What would you call this? Is Canada the best country in the world to grant you the privacy or has the argument stretched too far. To my mind, such fundamental rights as available to ordinary Canadians need to be denied to criminals to make Canada a safe country.

The board chair John Stefaniuk hinted at review of the decision and said that the board will try to be “a bit more nuanced” in deciding what and how much can be made public.

No disrespect meant to Li’s illness but it is only in Canada that it is possible to contemplate that the author of a gruesome killing to have greater rights as a mental-health consumer than the fellow whose head he cut off.
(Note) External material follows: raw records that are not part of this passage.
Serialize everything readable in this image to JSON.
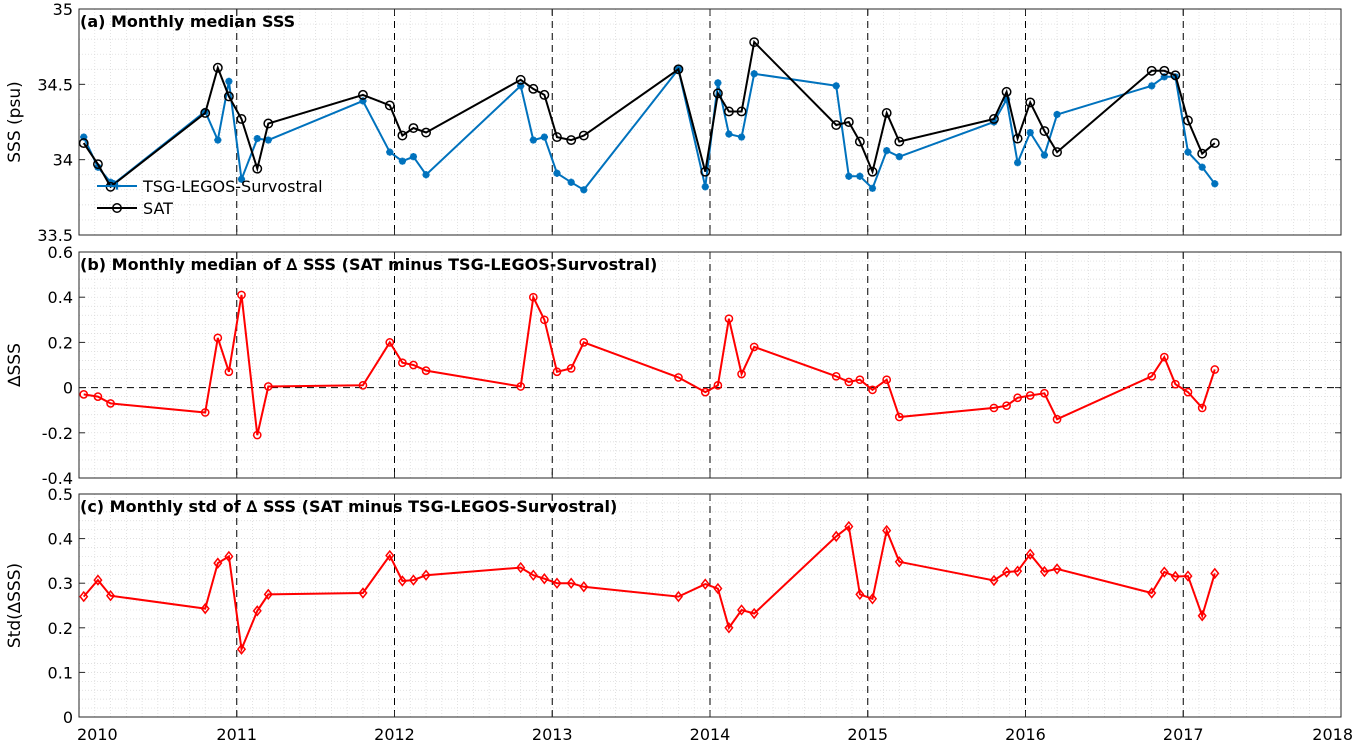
{
  "chart_data": [
    {
      "type": "line",
      "title": "(a) Monthly median SSS",
      "ylabel": "SSS (psu)",
      "xlim": [
        2010,
        2018
      ],
      "ylim": [
        33.5,
        35
      ],
      "yticks": [
        "33.5",
        "34",
        "34.5",
        "35"
      ],
      "grid": "minor dotted",
      "legend": {
        "placement": "middle-left"
      },
      "series": [
        {
          "name": "TSG-LEGOS-Survostral",
          "color": "#0072bd",
          "marker": "asterisk",
          "x": [
            2010.03,
            2010.12,
            2010.2,
            2010.22,
            2010.8,
            2010.88,
            2010.95,
            2011.03,
            2011.13,
            2011.2,
            2011.8,
            2011.97,
            2012.05,
            2012.12,
            2012.2,
            2012.8,
            2012.88,
            2012.95,
            2013.03,
            2013.12,
            2013.2,
            2013.8,
            2013.97,
            2014.05,
            2014.12,
            2014.2,
            2014.28,
            2014.8,
            2014.88,
            2014.95,
            2015.03,
            2015.12,
            2015.2,
            2015.8,
            2015.88,
            2015.95,
            2016.03,
            2016.12,
            2016.2,
            2016.8,
            2016.88,
            2016.95,
            2017.03,
            2017.12,
            2017.2
          ],
          "y": [
            34.15,
            33.95,
            33.85,
            33.84,
            34.32,
            34.13,
            34.52,
            33.87,
            34.14,
            34.13,
            34.39,
            34.05,
            33.99,
            34.02,
            33.9,
            34.49,
            34.13,
            34.15,
            33.91,
            33.85,
            33.8,
            34.6,
            33.82,
            34.51,
            34.17,
            34.15,
            34.57,
            34.49,
            33.89,
            33.89,
            33.81,
            34.06,
            34.02,
            34.25,
            34.4,
            33.98,
            34.18,
            34.03,
            34.3,
            34.49,
            34.55,
            34.55,
            34.05,
            33.95,
            33.84
          ]
        },
        {
          "name": "SAT",
          "color": "#000000",
          "marker": "circle",
          "x": [
            2010.03,
            2010.12,
            2010.2,
            2010.8,
            2010.88,
            2010.95,
            2011.03,
            2011.13,
            2011.2,
            2011.8,
            2011.97,
            2012.05,
            2012.12,
            2012.2,
            2012.8,
            2012.88,
            2012.95,
            2013.03,
            2013.12,
            2013.2,
            2013.8,
            2013.97,
            2014.05,
            2014.12,
            2014.2,
            2014.28,
            2014.8,
            2014.88,
            2014.95,
            2015.03,
            2015.12,
            2015.2,
            2015.8,
            2015.88,
            2015.95,
            2016.03,
            2016.12,
            2016.2,
            2016.8,
            2016.88,
            2016.95,
            2017.03,
            2017.12,
            2017.2
          ],
          "y": [
            34.11,
            33.97,
            33.82,
            34.31,
            34.61,
            34.42,
            34.27,
            33.94,
            34.24,
            34.43,
            34.36,
            34.16,
            34.21,
            34.18,
            34.53,
            34.47,
            34.43,
            34.15,
            34.13,
            34.16,
            34.6,
            33.92,
            34.44,
            34.32,
            34.32,
            34.78,
            34.23,
            34.25,
            34.12,
            33.92,
            34.31,
            34.12,
            34.27,
            34.45,
            34.14,
            34.38,
            34.19,
            34.05,
            34.59,
            34.59,
            34.56,
            34.26,
            34.04,
            34.11
          ]
        }
      ]
    },
    {
      "type": "line",
      "title": "(b) Monthly median of ∆ SSS (SAT minus TSG-LEGOS-Survostral)",
      "ylabel": "∆SSS",
      "xlim": [
        2010,
        2018
      ],
      "ylim": [
        -0.4,
        0.6
      ],
      "yticks": [
        "-0.4",
        "-0.2",
        "0",
        "0.2",
        "0.4",
        "0.6"
      ],
      "zero_line": "dashed",
      "series": [
        {
          "color": "#ff0000",
          "marker": "circle",
          "x": [
            2010.03,
            2010.12,
            2010.2,
            2010.8,
            2010.88,
            2010.95,
            2011.03,
            2011.13,
            2011.2,
            2011.8,
            2011.97,
            2012.05,
            2012.12,
            2012.2,
            2012.8,
            2012.88,
            2012.95,
            2013.03,
            2013.12,
            2013.2,
            2013.8,
            2013.97,
            2014.05,
            2014.12,
            2014.2,
            2014.28,
            2014.8,
            2014.88,
            2014.95,
            2015.03,
            2015.12,
            2015.2,
            2015.8,
            2015.88,
            2015.95,
            2016.03,
            2016.12,
            2016.2,
            2016.8,
            2016.88,
            2016.95,
            2017.03,
            2017.12,
            2017.2
          ],
          "y": [
            -0.03,
            -0.04,
            -0.07,
            -0.11,
            0.22,
            0.07,
            0.41,
            -0.21,
            0.005,
            0.01,
            0.2,
            0.11,
            0.1,
            0.075,
            0.005,
            0.4,
            0.3,
            0.07,
            0.085,
            0.2,
            0.045,
            -0.02,
            0.01,
            0.305,
            0.06,
            0.18,
            0.05,
            0.025,
            0.035,
            -0.01,
            0.035,
            -0.13,
            -0.09,
            -0.08,
            -0.045,
            -0.035,
            -0.025,
            -0.14,
            0.05,
            0.135,
            0.015,
            -0.02,
            -0.09,
            0.08
          ]
        }
      ]
    },
    {
      "type": "line",
      "title": "(c) Monthly std of ∆ SSS (SAT minus TSG-LEGOS-Survostral)",
      "ylabel": "Std(∆SSS)",
      "xlim": [
        2010,
        2018
      ],
      "ylim": [
        0,
        0.5
      ],
      "yticks": [
        "0",
        "0.1",
        "0.2",
        "0.3",
        "0.4",
        "0.5"
      ],
      "series": [
        {
          "color": "#ff0000",
          "marker": "diamond",
          "x": [
            2010.03,
            2010.12,
            2010.2,
            2010.8,
            2010.88,
            2010.95,
            2011.03,
            2011.13,
            2011.2,
            2011.8,
            2011.97,
            2012.05,
            2012.12,
            2012.2,
            2012.8,
            2012.88,
            2012.95,
            2013.03,
            2013.12,
            2013.2,
            2013.8,
            2013.97,
            2014.05,
            2014.12,
            2014.2,
            2014.28,
            2014.8,
            2014.88,
            2014.95,
            2015.03,
            2015.12,
            2015.2,
            2015.8,
            2015.88,
            2015.95,
            2016.03,
            2016.12,
            2016.2,
            2016.8,
            2016.88,
            2016.95,
            2017.03,
            2017.12,
            2017.2
          ],
          "y": [
            0.27,
            0.307,
            0.272,
            0.243,
            0.345,
            0.36,
            0.152,
            0.238,
            0.275,
            0.278,
            0.362,
            0.305,
            0.307,
            0.318,
            0.335,
            0.318,
            0.31,
            0.3,
            0.3,
            0.292,
            0.27,
            0.298,
            0.288,
            0.2,
            0.24,
            0.232,
            0.405,
            0.427,
            0.275,
            0.265,
            0.418,
            0.348,
            0.306,
            0.325,
            0.327,
            0.365,
            0.326,
            0.332,
            0.278,
            0.325,
            0.315,
            0.316,
            0.227,
            0.322
          ]
        }
      ]
    }
  ],
  "x_axis": {
    "ticks": [
      "2010",
      "2011",
      "2012",
      "2013",
      "2014",
      "2015",
      "2016",
      "2017",
      "2018"
    ],
    "year_lines": "dashed"
  }
}
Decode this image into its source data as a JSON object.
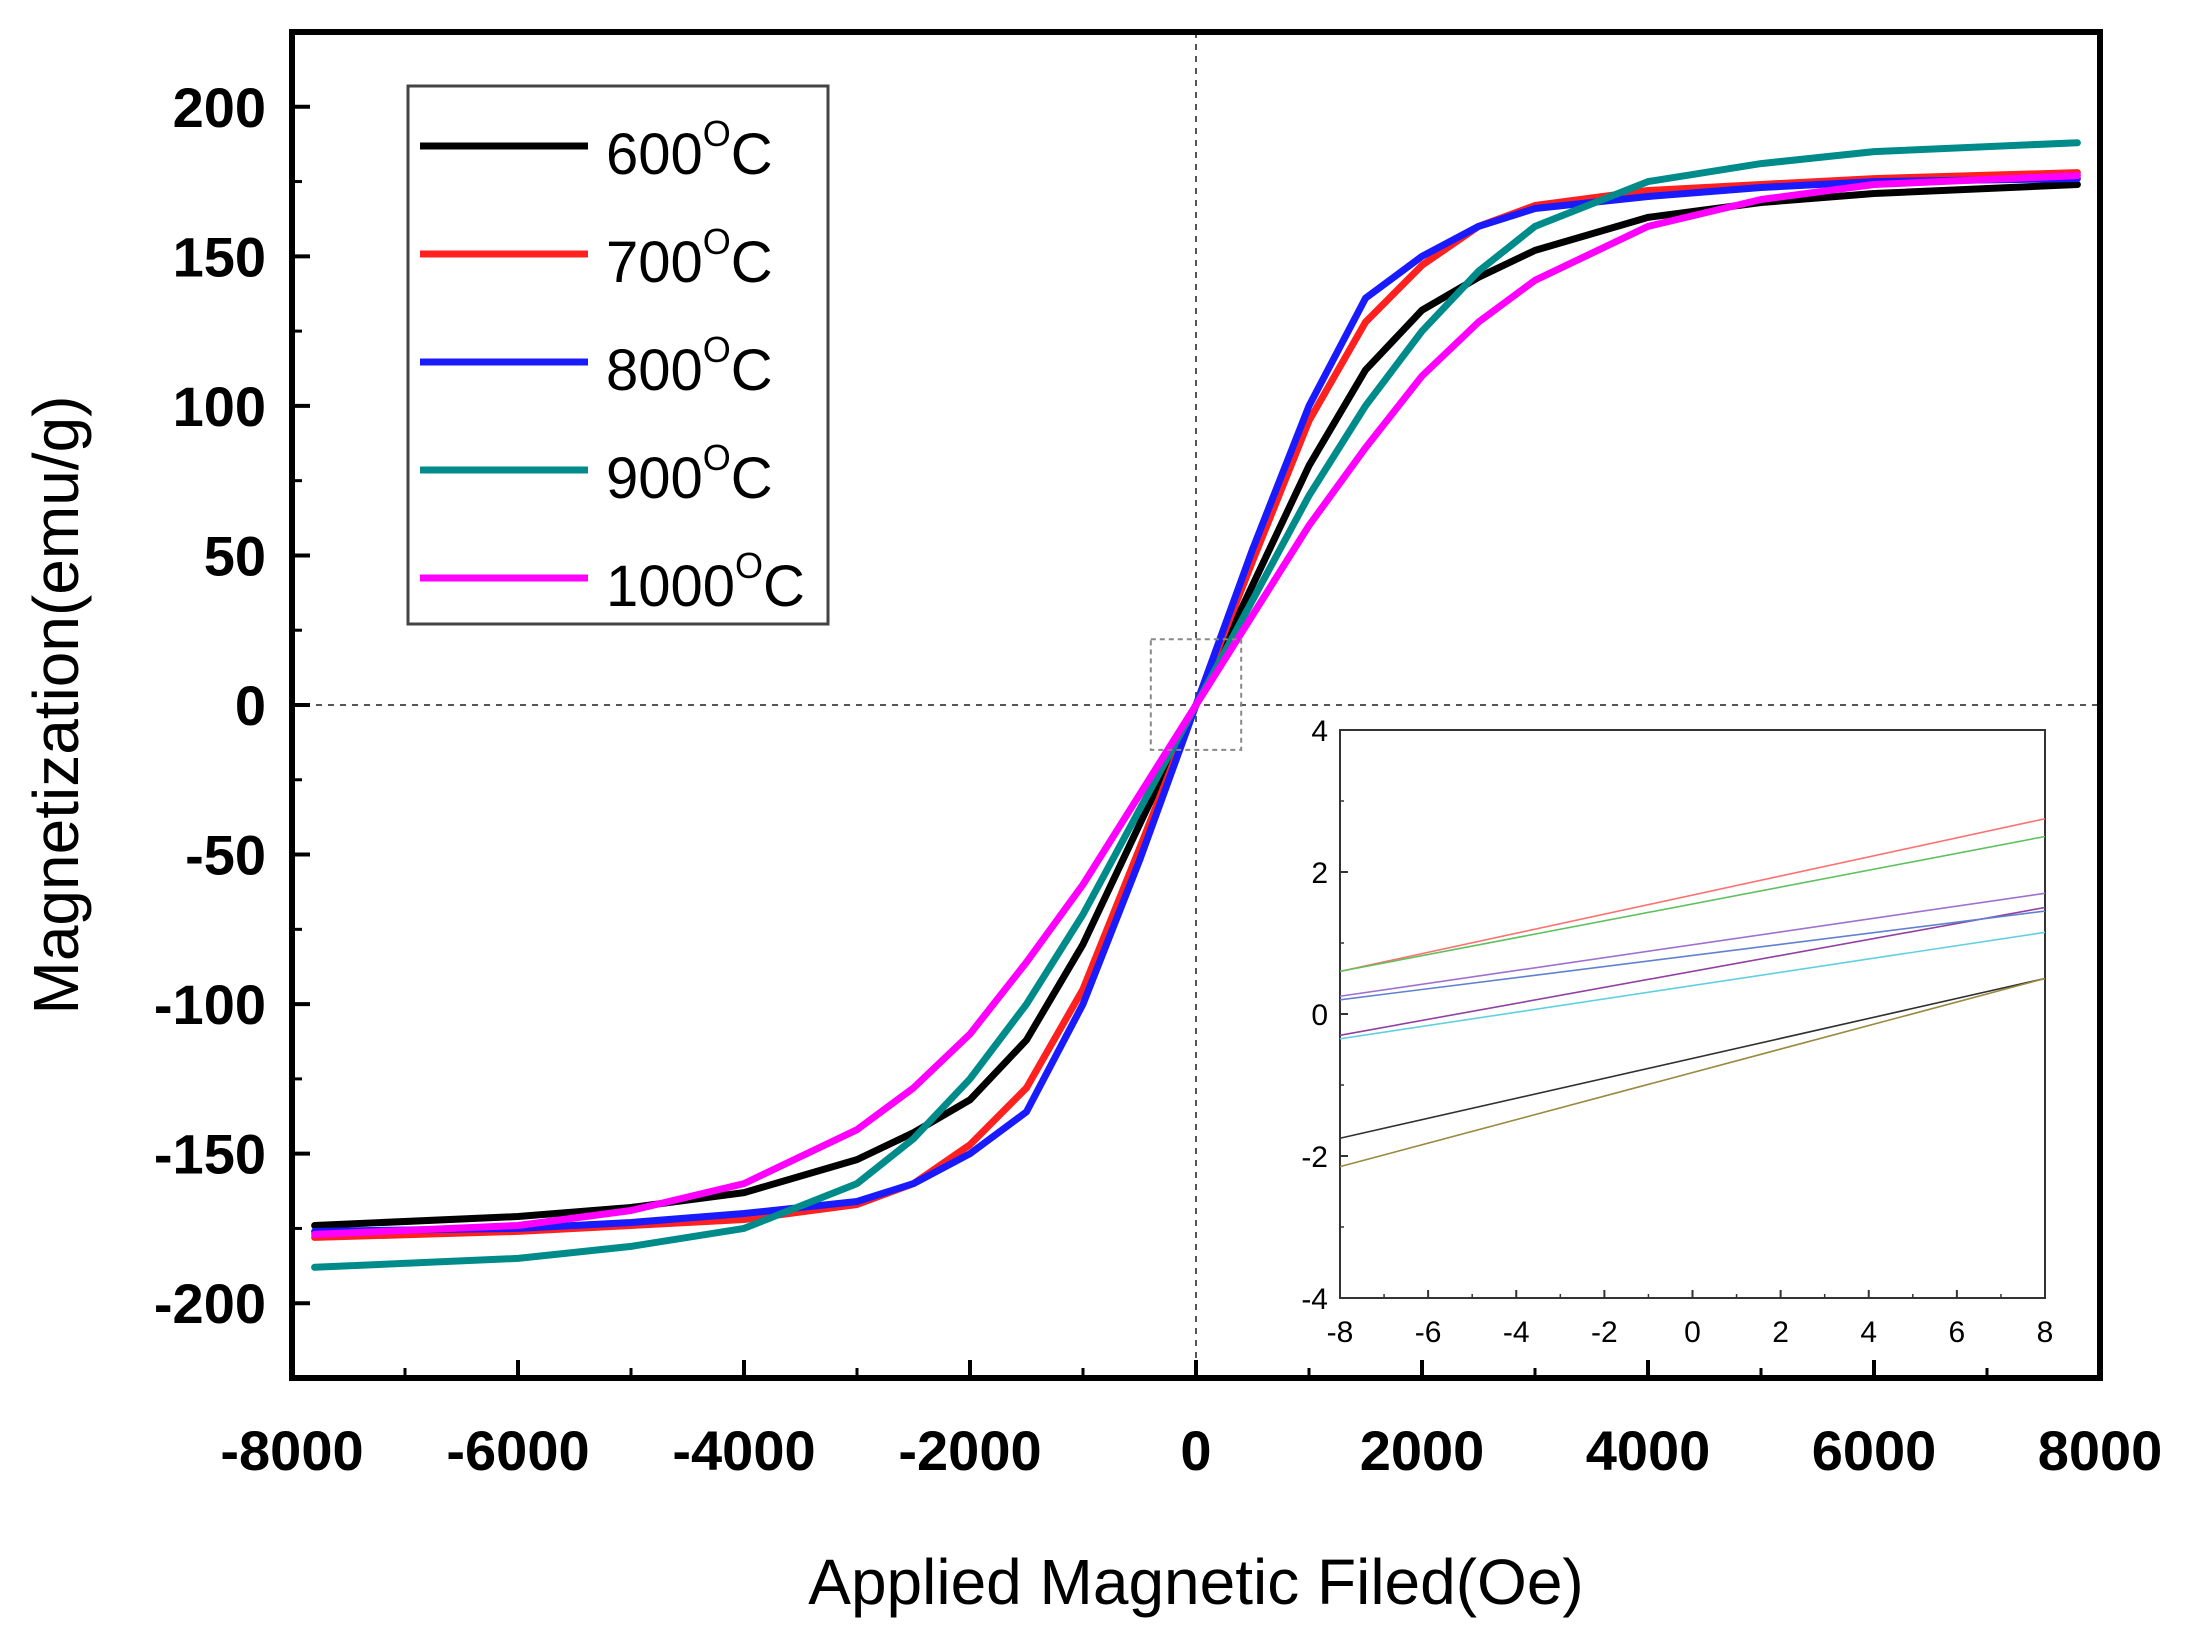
{
  "chart_data": [
    {
      "type": "line",
      "title": "",
      "xlabel": "Applied Magnetic Filed(Oe)",
      "ylabel": "Magnetization(emu/g)",
      "xlim": [
        -8000,
        8000
      ],
      "ylim": [
        -225,
        225
      ],
      "xticks": [
        -8000,
        -6000,
        -4000,
        -2000,
        0,
        2000,
        4000,
        6000,
        8000
      ],
      "yticks": [
        200,
        150,
        100,
        50,
        0,
        -50,
        -100,
        -150,
        -200
      ],
      "legend_position": "top-left",
      "reference_lines": [
        "x=0 dashed",
        "y=0 dashed"
      ],
      "x": [
        -7800,
        -6000,
        -5000,
        -4000,
        -3000,
        -2500,
        -2000,
        -1500,
        -1000,
        -500,
        0,
        500,
        1000,
        1500,
        2000,
        2500,
        3000,
        4000,
        5000,
        6000,
        7800
      ],
      "series": [
        {
          "name": "600",
          "unit": "C",
          "color": "#000000",
          "values": [
            -174,
            -171,
            -168,
            -163,
            -152,
            -143,
            -132,
            -112,
            -80,
            -40,
            0,
            40,
            80,
            112,
            132,
            143,
            152,
            163,
            168,
            171,
            174
          ]
        },
        {
          "name": "700",
          "unit": "C",
          "color": "#ff2020",
          "values": [
            -178,
            -176,
            -174,
            -172,
            -167,
            -160,
            -147,
            -128,
            -95,
            -48,
            0,
            48,
            95,
            128,
            147,
            160,
            167,
            172,
            174,
            176,
            178
          ]
        },
        {
          "name": "800",
          "unit": "C",
          "color": "#1a1aff",
          "values": [
            -176,
            -175,
            -173,
            -170,
            -166,
            -160,
            -150,
            -136,
            -100,
            -52,
            0,
            52,
            100,
            136,
            150,
            160,
            166,
            170,
            173,
            175,
            176
          ]
        },
        {
          "name": "900",
          "unit": "C",
          "color": "#008b8b",
          "values": [
            -188,
            -185,
            -181,
            -175,
            -160,
            -145,
            -125,
            -100,
            -70,
            -35,
            0,
            35,
            70,
            100,
            125,
            145,
            160,
            175,
            181,
            185,
            188
          ]
        },
        {
          "name": "1000",
          "unit": "C",
          "color": "#ff00ff",
          "values": [
            -177,
            -174,
            -169,
            -160,
            -142,
            -128,
            -110,
            -86,
            -60,
            -30,
            0,
            30,
            60,
            86,
            110,
            128,
            142,
            160,
            169,
            174,
            177
          ]
        }
      ]
    },
    {
      "type": "line",
      "title": "inset",
      "xlim": [
        -8,
        8
      ],
      "ylim": [
        -4,
        4
      ],
      "xticks": [
        -8,
        -6,
        -4,
        -2,
        0,
        2,
        4,
        6,
        8
      ],
      "yticks": [
        4,
        2,
        0,
        -2,
        -4
      ],
      "x": [
        -8,
        8
      ],
      "series": [
        {
          "name": "red",
          "color": "#ff7070",
          "values": [
            0.6,
            2.75
          ]
        },
        {
          "name": "green",
          "color": "#60c060",
          "values": [
            0.6,
            2.5
          ]
        },
        {
          "name": "violet",
          "color": "#a070d0",
          "values": [
            0.25,
            1.7
          ]
        },
        {
          "name": "purple",
          "color": "#9040a0",
          "values": [
            -0.3,
            1.5
          ]
        },
        {
          "name": "cyan",
          "color": "#60d0e0",
          "values": [
            -0.35,
            1.15
          ]
        },
        {
          "name": "blue",
          "color": "#6080d0",
          "values": [
            0.2,
            1.45
          ]
        },
        {
          "name": "black",
          "color": "#303030",
          "values": [
            -1.75,
            0.5
          ]
        },
        {
          "name": "olive",
          "color": "#9a8a40",
          "values": [
            -2.15,
            0.5
          ]
        }
      ]
    }
  ]
}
Mr. Li, normally gentle, was in the midst of a major psychotic break when he attacked Mr. McLean. The disease’s most frequent victims are the poor sons of bitches who suffer from it, who end up alone and homeless on the streets, who tend to kill themselves at a frightening rate. Mr. Li may have been the most not criminally responsible man in the country. He deserves compassion as much as the public deserves protection from him, and part of that protection is surely knowing what the board decides to do with him and why.

In Canada, we save those ringing sorts of words – “Freedom of Information” and “Access to Information” and the like – for the long titles of the very legislation designed to keep us all in the dark. Much of the time, it’s where we’d rather be.